An interesting gradual change we see in Candide is how his perception about the idea that “all is for the better” is completely transformed. As I have talked about in previous posts, Candide had been supportive and obstinate about Pangloss’ teachings even when living hard moments. In Chapters 18 and 19, we see clear examples of Candide’s disappointments about these teachings. As Candide encounters the slave who is missing a hand and a leg in Surinam, he says as if speaking to Pangloss: “A scandal like this never occurred to you! But it’s the truth, and I shall have to renounce that optimism of yours in the end” (86). This answers one of the big questions I have had in my mind. Voltaire is definitely showing a big change in Candide’s belief system, due to all the suffering he has lived and witnessed, in order to convince the reader how illogical it is to live thinking that “all is for the better”. Voltaire is belittling the idea of not having free will, he is trying to show that due to the atrocities we see it is impossible that they are happening in a predetermined fashion. His descriptions describe the idea of fate as gruesome and cruel.
Candide is also able to reach new conclusions about his daily adventures, as how he reacts to the loss of the majority of sheep that were carrying his new treasures back to Europe. He reflects on “how perishable are the riches of this world. There is nothing solid but virtue” (85). This is an interesting reaction to the great loss he has just experienced. This is a technique used by Voltaire in order to make the reader confident that Candide’s process of transformation is beginning.

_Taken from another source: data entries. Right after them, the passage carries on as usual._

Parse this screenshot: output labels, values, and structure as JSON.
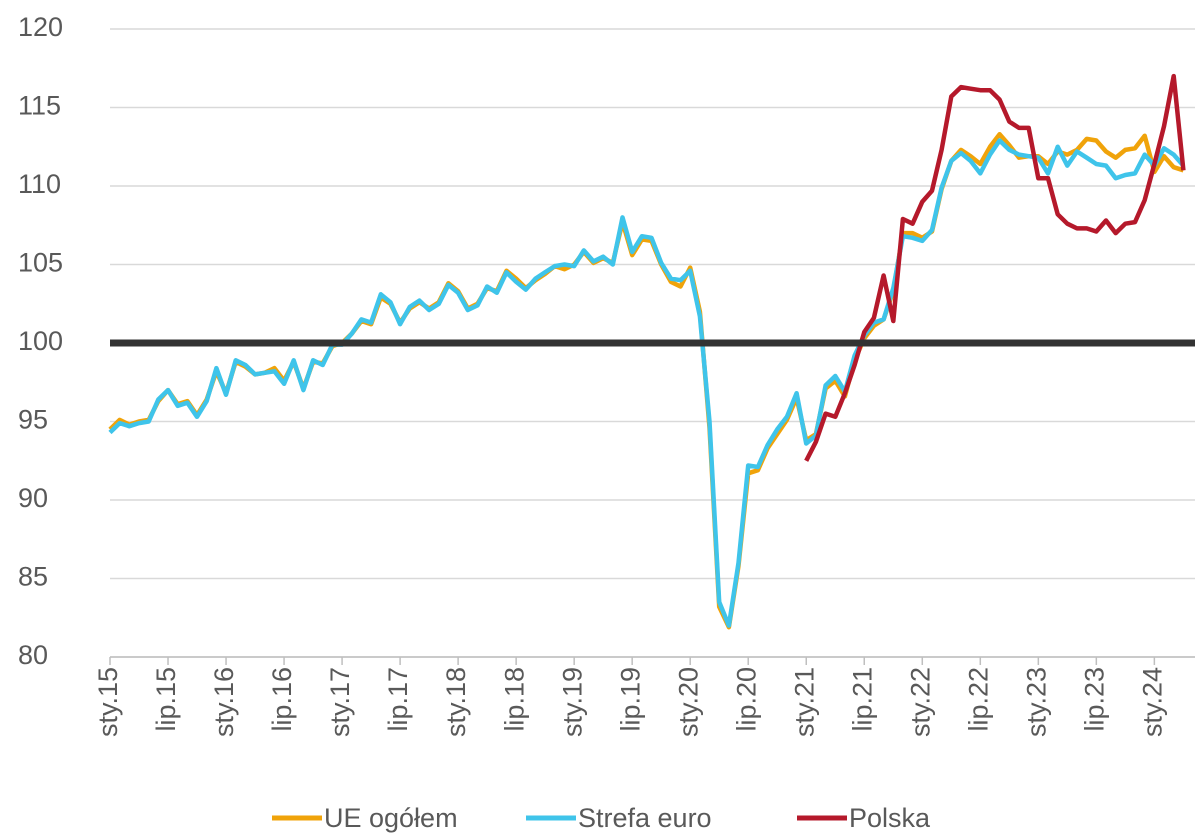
{
  "chart_data": {
    "type": "line",
    "categories": [
      "sty.15",
      null,
      null,
      null,
      null,
      null,
      "lip.15",
      null,
      null,
      null,
      null,
      null,
      "sty.16",
      null,
      null,
      null,
      null,
      null,
      "lip.16",
      null,
      null,
      null,
      null,
      null,
      "sty.17",
      null,
      null,
      null,
      null,
      null,
      "lip.17",
      null,
      null,
      null,
      null,
      null,
      "sty.18",
      null,
      null,
      null,
      null,
      null,
      "lip.18",
      null,
      null,
      null,
      null,
      null,
      "sty.19",
      null,
      null,
      null,
      null,
      null,
      "lip.19",
      null,
      null,
      null,
      null,
      null,
      "sty.20",
      null,
      null,
      null,
      null,
      null,
      "lip.20",
      null,
      null,
      null,
      null,
      null,
      "sty.21",
      null,
      null,
      null,
      null,
      null,
      "lip.21",
      null,
      null,
      null,
      null,
      null,
      "sty.22",
      null,
      null,
      null,
      null,
      null,
      "lip.22",
      null,
      null,
      null,
      null,
      null,
      "sty.23",
      null,
      null,
      null,
      null,
      null,
      "lip.23",
      null,
      null,
      null,
      null,
      null,
      "sty.24",
      null,
      null,
      null
    ],
    "series": [
      {
        "name": "UE ogółem",
        "color": "#f0a30a",
        "values": [
          94.5,
          95.1,
          94.8,
          95.0,
          95.1,
          96.3,
          97.0,
          96.1,
          96.3,
          95.4,
          96.4,
          98.2,
          96.8,
          98.8,
          98.5,
          98.0,
          98.1,
          98.4,
          97.6,
          98.8,
          97.1,
          98.8,
          98.7,
          99.8,
          100.0,
          100.6,
          101.4,
          101.2,
          102.9,
          102.5,
          101.3,
          102.2,
          102.6,
          102.2,
          102.6,
          103.8,
          103.3,
          102.2,
          102.5,
          103.5,
          103.3,
          104.6,
          104.1,
          103.5,
          104.0,
          104.4,
          104.9,
          104.7,
          105.0,
          105.8,
          105.1,
          105.4,
          105.1,
          107.7,
          105.6,
          106.6,
          106.5,
          105.0,
          103.9,
          103.6,
          104.8,
          102.0,
          94.6,
          83.2,
          81.9,
          85.8,
          91.7,
          91.9,
          93.3,
          94.2,
          95.1,
          96.5,
          93.8,
          94.2,
          97.1,
          97.6,
          96.6,
          98.9,
          100.3,
          101.1,
          101.5,
          103.3,
          107.0,
          107.0,
          106.7,
          107.1,
          109.8,
          111.6,
          112.3,
          111.9,
          111.4,
          112.5,
          113.3,
          112.6,
          111.8,
          111.9,
          111.9,
          111.4,
          112.2,
          112.0,
          112.3,
          113.0,
          112.9,
          112.2,
          111.8,
          112.3,
          112.4,
          113.2,
          110.9,
          111.9,
          111.2,
          111.0
        ]
      },
      {
        "name": "Strefa euro",
        "color": "#3fc4ea",
        "values": [
          94.3,
          94.9,
          94.7,
          94.9,
          95.0,
          96.4,
          97.0,
          96.0,
          96.2,
          95.3,
          96.3,
          98.4,
          96.7,
          98.9,
          98.6,
          98.0,
          98.1,
          98.2,
          97.4,
          98.9,
          97.0,
          98.9,
          98.6,
          99.9,
          99.9,
          100.6,
          101.5,
          101.3,
          103.1,
          102.6,
          101.2,
          102.3,
          102.7,
          102.1,
          102.5,
          103.7,
          103.2,
          102.1,
          102.4,
          103.6,
          103.2,
          104.5,
          103.9,
          103.4,
          104.1,
          104.5,
          104.9,
          105.0,
          104.9,
          105.9,
          105.2,
          105.5,
          105.0,
          108.0,
          105.8,
          106.8,
          106.7,
          105.1,
          104.1,
          104.0,
          104.6,
          101.7,
          95.0,
          83.5,
          82.0,
          86.0,
          92.2,
          92.1,
          93.5,
          94.5,
          95.3,
          96.8,
          93.6,
          94.1,
          97.3,
          97.9,
          96.9,
          99.2,
          100.5,
          101.3,
          101.5,
          103.5,
          106.8,
          106.7,
          106.5,
          107.2,
          109.9,
          111.6,
          112.1,
          111.6,
          110.8,
          112.0,
          112.9,
          112.3,
          112.0,
          111.9,
          111.8,
          110.8,
          112.5,
          111.3,
          112.2,
          111.8,
          111.4,
          111.3,
          110.5,
          110.7,
          110.8,
          112.0,
          111.3,
          112.4,
          112.0,
          111.3
        ]
      },
      {
        "name": "Polska",
        "color": "#b5192b",
        "values": [
          null,
          null,
          null,
          null,
          null,
          null,
          null,
          null,
          null,
          null,
          null,
          null,
          null,
          null,
          null,
          null,
          null,
          null,
          null,
          null,
          null,
          null,
          null,
          null,
          null,
          null,
          null,
          null,
          null,
          null,
          null,
          null,
          null,
          null,
          null,
          null,
          null,
          null,
          null,
          null,
          null,
          null,
          null,
          null,
          null,
          null,
          null,
          null,
          null,
          null,
          null,
          null,
          null,
          null,
          null,
          null,
          null,
          null,
          null,
          null,
          null,
          null,
          null,
          null,
          null,
          null,
          null,
          null,
          null,
          null,
          null,
          null,
          92.5,
          93.7,
          95.5,
          95.3,
          96.8,
          98.6,
          100.7,
          101.6,
          104.3,
          101.4,
          107.9,
          107.6,
          109.0,
          109.7,
          112.3,
          115.7,
          116.3,
          116.2,
          116.1,
          116.1,
          115.5,
          114.1,
          113.7,
          113.7,
          110.5,
          110.5,
          108.2,
          107.6,
          107.3,
          107.3,
          107.1,
          107.8,
          107.0,
          107.6,
          107.7,
          109.1,
          111.4,
          113.8,
          117.0,
          111.0
        ]
      }
    ],
    "reference_line": {
      "value": 100,
      "color": "#333333"
    },
    "ylim": [
      80,
      120
    ],
    "yticks": [
      80,
      85,
      90,
      95,
      100,
      105,
      110,
      115,
      120
    ],
    "grid": true,
    "legend": "bottom"
  }
}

We now see Candide as an individual who is gradually realizing that maybe it isn’t true that “all is for the better”, but that our actions, which are chosen by us produce the ability to open new paths and options for us. Our actions determine our lives and not fate.

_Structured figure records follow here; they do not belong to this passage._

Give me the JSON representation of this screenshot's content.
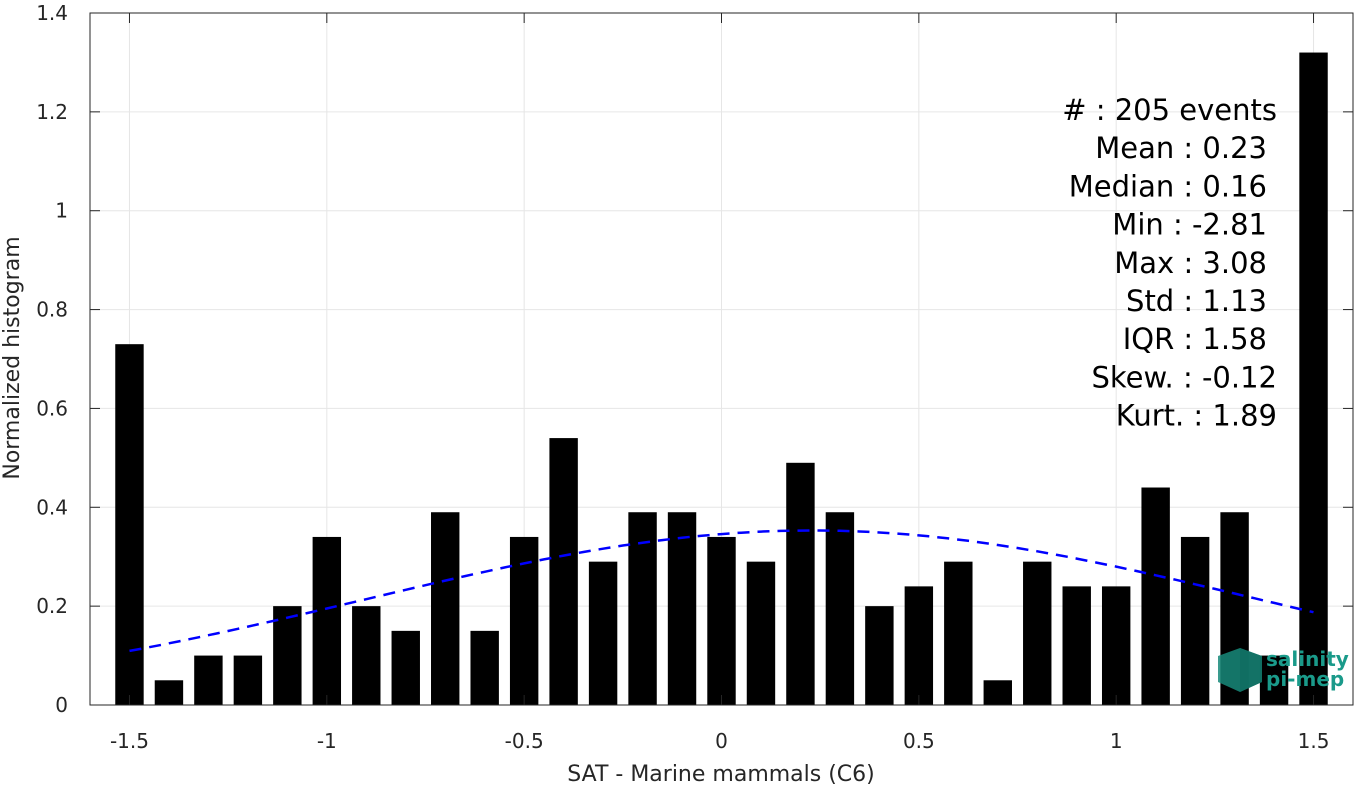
{
  "chart_data": {
    "type": "bar",
    "xlabel": "SAT - Marine mammals (C6)",
    "ylabel": "Normalized histogram",
    "xlim": [
      -1.6,
      1.6
    ],
    "ylim": [
      0,
      1.4
    ],
    "xticks": [
      "-1.5",
      "-1",
      "-0.5",
      "0",
      "0.5",
      "1",
      "1.5"
    ],
    "yticks": [
      "0",
      "0.2",
      "0.4",
      "0.6",
      "0.8",
      "1",
      "1.2",
      "1.4"
    ],
    "grid": true,
    "x": [
      -1.5,
      -1.4,
      -1.3,
      -1.2,
      -1.1,
      -1.0,
      -0.9,
      -0.8,
      -0.7,
      -0.6,
      -0.5,
      -0.4,
      -0.3,
      -0.2,
      -0.1,
      0.0,
      0.1,
      0.2,
      0.3,
      0.4,
      0.5,
      0.6,
      0.7,
      0.8,
      0.9,
      1.0,
      1.1,
      1.2,
      1.3,
      1.4,
      1.5
    ],
    "values": [
      0.73,
      0.05,
      0.1,
      0.1,
      0.2,
      0.34,
      0.2,
      0.15,
      0.39,
      0.15,
      0.34,
      0.54,
      0.29,
      0.39,
      0.39,
      0.34,
      0.29,
      0.49,
      0.39,
      0.2,
      0.24,
      0.29,
      0.05,
      0.29,
      0.24,
      0.24,
      0.44,
      0.34,
      0.39,
      0.1,
      1.32
    ],
    "fit_curve": {
      "mean": 0.23,
      "std": 1.13,
      "color": "#0000ff",
      "style": "dashed",
      "x_range": [
        -1.5,
        1.5
      ]
    },
    "bar_color": "#000000",
    "stats": [
      "#  : 205 events",
      "Mean : 0.23",
      "Median : 0.16",
      "Min : -2.81",
      "Max : 3.08",
      "Std : 1.13",
      "IQR : 1.58",
      "Skew. : -0.12",
      "Kurt. : 1.89"
    ]
  },
  "logo": {
    "line1": "salinity",
    "line2": "pi-mep"
  }
}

In the New York Times article Best of All Possible Worlds, Updated for the Paris Stage, I read some of the history Candide has as a world musical, and the way directors work out Voltaire’s satire. I find it interesting how the modern musical takes place in 1950’s America, and how it makes fun of the modern ideas and situations instead of recurring to the specific story Voltaire once wrote. Changing the Auto-da-fé in Portugal into an appearance with the Ku Klux Klan torch carriers and sailing from France to New York instead than from Spain to Argentina there are differences that change the setting but don’t alter the general objective of comparing fate to free will. One could argue, for the sake of being provocative that the fated part of life is the array of choices offered to an individual via genetics, family, historical moment, race, sex, social standing, physical abilities or ailments, etc. and that free will would be what you do with the specific set of limitations or favorable circumstances that each one of us is born into. Our real power would be in exercising our free will to transform that which was unfavorable into amazing, such as Helen Keller, Nelson Mandela, the Dalai Lama, Gandhi or Abraham Lincoln did with their fated circumstances.